Aturan JHT Cair di Umur 56 Tahun Tak Bisa Diterapkan untuk Pekerja Kontrak

Permenaker Nomor 2 Tahun 2022 yang mengatur pengambilan Jaminan Hari Tua (JHT) hanya bisa dilakukan di usia 56 tahun tidak tepat dan cenderung merugikan buruh.

oleh Arief Rahman Hakim diperbarui 14 Feb 2022, 14:15 WIB
Diterbitkan 14 Feb 2022, 14:15 WIB
FOTO: Semester I 2020, Klaim Jaminan Kecelakaan Kerja Meningkat 128 persen
Aktivitas pekerja ketinggian di salah satu bagian gedung Pengadilan Negeri Jakarta Pusat, Rabu (18/11/2020). Berdasarkan data BP Jamsostek, angka klaim kecelakaan kerja semester I 2020 meningkat 128% dari periode yang sama 2019, dari 85.109 kasus menjadi 108.573. (Liputan6.com/Helmi Fithriansyah)

Liputan6.com, Jakarta - Anggota Komisi X DPR RI Obon Tabroni memandang aturan baru pencairan Jaminan Hari Tua (JHT) sulit dilaksanakan. Apalagi saat maraknya sistem kerja kontrak dan outsourcing yang tak menjamin pekerja bisa mencapai umur 56 tahun di pekerjaannya.

Ia menilai Permenaker Nomor 2 Tahun 2022 yang mengatur pengambilan Jaminan Hari Tua (JHT) hanya bisa dilakukan di usia 56 tahun atau ketika buruh meninggal dunia tidak tepat dan cenderung merugikan buruh.

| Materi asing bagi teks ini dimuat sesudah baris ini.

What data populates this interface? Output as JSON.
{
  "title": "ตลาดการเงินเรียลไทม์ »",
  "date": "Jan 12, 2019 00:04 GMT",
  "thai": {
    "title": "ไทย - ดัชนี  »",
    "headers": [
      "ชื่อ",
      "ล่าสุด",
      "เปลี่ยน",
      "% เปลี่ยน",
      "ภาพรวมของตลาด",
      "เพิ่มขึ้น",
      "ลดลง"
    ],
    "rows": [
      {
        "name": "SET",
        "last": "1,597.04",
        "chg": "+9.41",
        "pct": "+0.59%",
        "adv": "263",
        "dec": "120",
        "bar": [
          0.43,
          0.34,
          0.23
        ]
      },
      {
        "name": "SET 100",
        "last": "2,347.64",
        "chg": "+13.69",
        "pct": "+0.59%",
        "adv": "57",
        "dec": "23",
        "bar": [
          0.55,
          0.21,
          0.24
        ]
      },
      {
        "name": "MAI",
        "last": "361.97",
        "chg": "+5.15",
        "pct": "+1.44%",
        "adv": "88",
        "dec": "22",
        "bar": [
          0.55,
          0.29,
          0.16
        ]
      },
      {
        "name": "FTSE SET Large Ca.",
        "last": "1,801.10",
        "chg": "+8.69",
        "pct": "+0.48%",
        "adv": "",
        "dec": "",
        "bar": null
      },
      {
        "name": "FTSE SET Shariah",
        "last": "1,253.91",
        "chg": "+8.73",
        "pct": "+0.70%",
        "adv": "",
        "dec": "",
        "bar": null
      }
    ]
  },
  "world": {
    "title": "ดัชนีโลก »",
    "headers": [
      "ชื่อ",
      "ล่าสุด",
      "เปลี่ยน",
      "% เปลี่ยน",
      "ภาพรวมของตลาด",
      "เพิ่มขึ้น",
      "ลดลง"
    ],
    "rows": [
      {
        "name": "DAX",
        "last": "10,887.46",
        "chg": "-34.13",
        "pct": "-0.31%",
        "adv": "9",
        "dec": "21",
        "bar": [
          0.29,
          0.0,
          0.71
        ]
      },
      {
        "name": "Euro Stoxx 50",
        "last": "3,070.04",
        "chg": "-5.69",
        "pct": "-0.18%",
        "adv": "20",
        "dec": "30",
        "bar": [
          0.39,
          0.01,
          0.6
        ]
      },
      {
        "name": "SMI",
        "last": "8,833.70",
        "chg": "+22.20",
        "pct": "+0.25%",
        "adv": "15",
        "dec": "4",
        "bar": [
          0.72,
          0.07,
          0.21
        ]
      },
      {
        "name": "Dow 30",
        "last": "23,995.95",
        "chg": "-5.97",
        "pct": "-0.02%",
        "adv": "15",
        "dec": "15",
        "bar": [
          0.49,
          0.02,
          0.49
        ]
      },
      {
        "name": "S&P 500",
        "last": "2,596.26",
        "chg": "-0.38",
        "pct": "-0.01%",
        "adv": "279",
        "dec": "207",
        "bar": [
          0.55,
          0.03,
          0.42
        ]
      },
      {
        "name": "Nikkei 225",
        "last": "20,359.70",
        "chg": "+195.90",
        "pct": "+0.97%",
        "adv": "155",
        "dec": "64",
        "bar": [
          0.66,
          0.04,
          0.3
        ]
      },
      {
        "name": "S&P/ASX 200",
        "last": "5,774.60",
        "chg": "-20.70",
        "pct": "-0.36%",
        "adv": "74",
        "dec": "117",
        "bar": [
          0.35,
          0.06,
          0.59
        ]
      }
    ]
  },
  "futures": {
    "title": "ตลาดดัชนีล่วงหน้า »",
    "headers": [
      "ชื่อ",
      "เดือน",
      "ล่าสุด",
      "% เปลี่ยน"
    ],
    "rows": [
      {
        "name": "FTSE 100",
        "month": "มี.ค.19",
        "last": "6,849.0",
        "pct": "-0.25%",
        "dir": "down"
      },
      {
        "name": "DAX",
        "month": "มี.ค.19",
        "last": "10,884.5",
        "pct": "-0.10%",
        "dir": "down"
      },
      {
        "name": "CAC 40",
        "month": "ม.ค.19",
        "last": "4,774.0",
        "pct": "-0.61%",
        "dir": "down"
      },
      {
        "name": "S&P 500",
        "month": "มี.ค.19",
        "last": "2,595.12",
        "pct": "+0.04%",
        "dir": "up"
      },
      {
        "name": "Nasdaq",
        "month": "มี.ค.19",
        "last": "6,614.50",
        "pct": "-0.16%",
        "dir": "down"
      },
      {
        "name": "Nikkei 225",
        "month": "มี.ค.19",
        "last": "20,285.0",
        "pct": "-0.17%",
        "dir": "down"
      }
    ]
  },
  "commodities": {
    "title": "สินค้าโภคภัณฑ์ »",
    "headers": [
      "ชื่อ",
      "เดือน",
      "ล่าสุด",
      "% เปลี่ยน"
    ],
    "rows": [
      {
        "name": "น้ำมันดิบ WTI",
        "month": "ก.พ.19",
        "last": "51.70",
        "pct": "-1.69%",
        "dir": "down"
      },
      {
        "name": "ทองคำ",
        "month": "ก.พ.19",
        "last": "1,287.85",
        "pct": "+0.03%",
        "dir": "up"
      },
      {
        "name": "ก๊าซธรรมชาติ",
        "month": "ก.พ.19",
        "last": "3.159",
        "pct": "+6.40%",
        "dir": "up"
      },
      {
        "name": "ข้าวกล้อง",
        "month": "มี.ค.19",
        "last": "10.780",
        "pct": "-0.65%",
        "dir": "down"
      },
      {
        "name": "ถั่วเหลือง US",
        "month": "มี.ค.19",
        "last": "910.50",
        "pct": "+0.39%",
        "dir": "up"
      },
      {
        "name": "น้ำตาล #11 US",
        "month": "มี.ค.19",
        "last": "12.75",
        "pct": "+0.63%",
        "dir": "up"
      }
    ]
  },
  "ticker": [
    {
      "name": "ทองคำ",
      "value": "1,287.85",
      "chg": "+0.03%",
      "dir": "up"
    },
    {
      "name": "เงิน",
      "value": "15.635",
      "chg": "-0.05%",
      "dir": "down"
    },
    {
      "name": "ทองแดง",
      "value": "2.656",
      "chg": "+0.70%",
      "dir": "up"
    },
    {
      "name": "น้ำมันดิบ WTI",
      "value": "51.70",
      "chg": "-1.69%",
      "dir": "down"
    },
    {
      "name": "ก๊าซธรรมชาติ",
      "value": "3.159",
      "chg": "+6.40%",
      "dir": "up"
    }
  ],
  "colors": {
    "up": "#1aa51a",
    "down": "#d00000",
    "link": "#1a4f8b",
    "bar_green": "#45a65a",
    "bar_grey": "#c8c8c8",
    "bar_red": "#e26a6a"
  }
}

Dalam beleid sebelumnya, JHT bisa diambil satu bulan setelah buruh tidak lagi bekerja. Sedangkan dengan aturan yang baru, buruh baru bisa mengambil JHT nya setelah berusia 56 tahun.

"Saat ini sistem hubungan kerja cenderung fleksibel. Mudah rekrut dan mudah pecat, dengan sistem kerja kontrak dan outsourcing. Sehingga sangat sulit bagi buruh bisa bekerja hingga usia 56 tahun," kata Obon dalam keterangannya, Senin (14/2/2022).

Buruh kontrak dan outsourcing, lanjutnya, ketika sudah memasuki usia 25 tahun sudah sulit untuk mencari pekerjaan baru. Padahal buruh kontrak tidak mendapatkan pesangon. Dengan uang JHT itu, ia memandang buruh bisa memiliki sedikit modal untuk melanjutkan kehidupan setelah tidak lagi bekerja.

"Masak iya buruh harus menunggu selama 30 tahun untuk mengambil JHT-nya," tegas Obon.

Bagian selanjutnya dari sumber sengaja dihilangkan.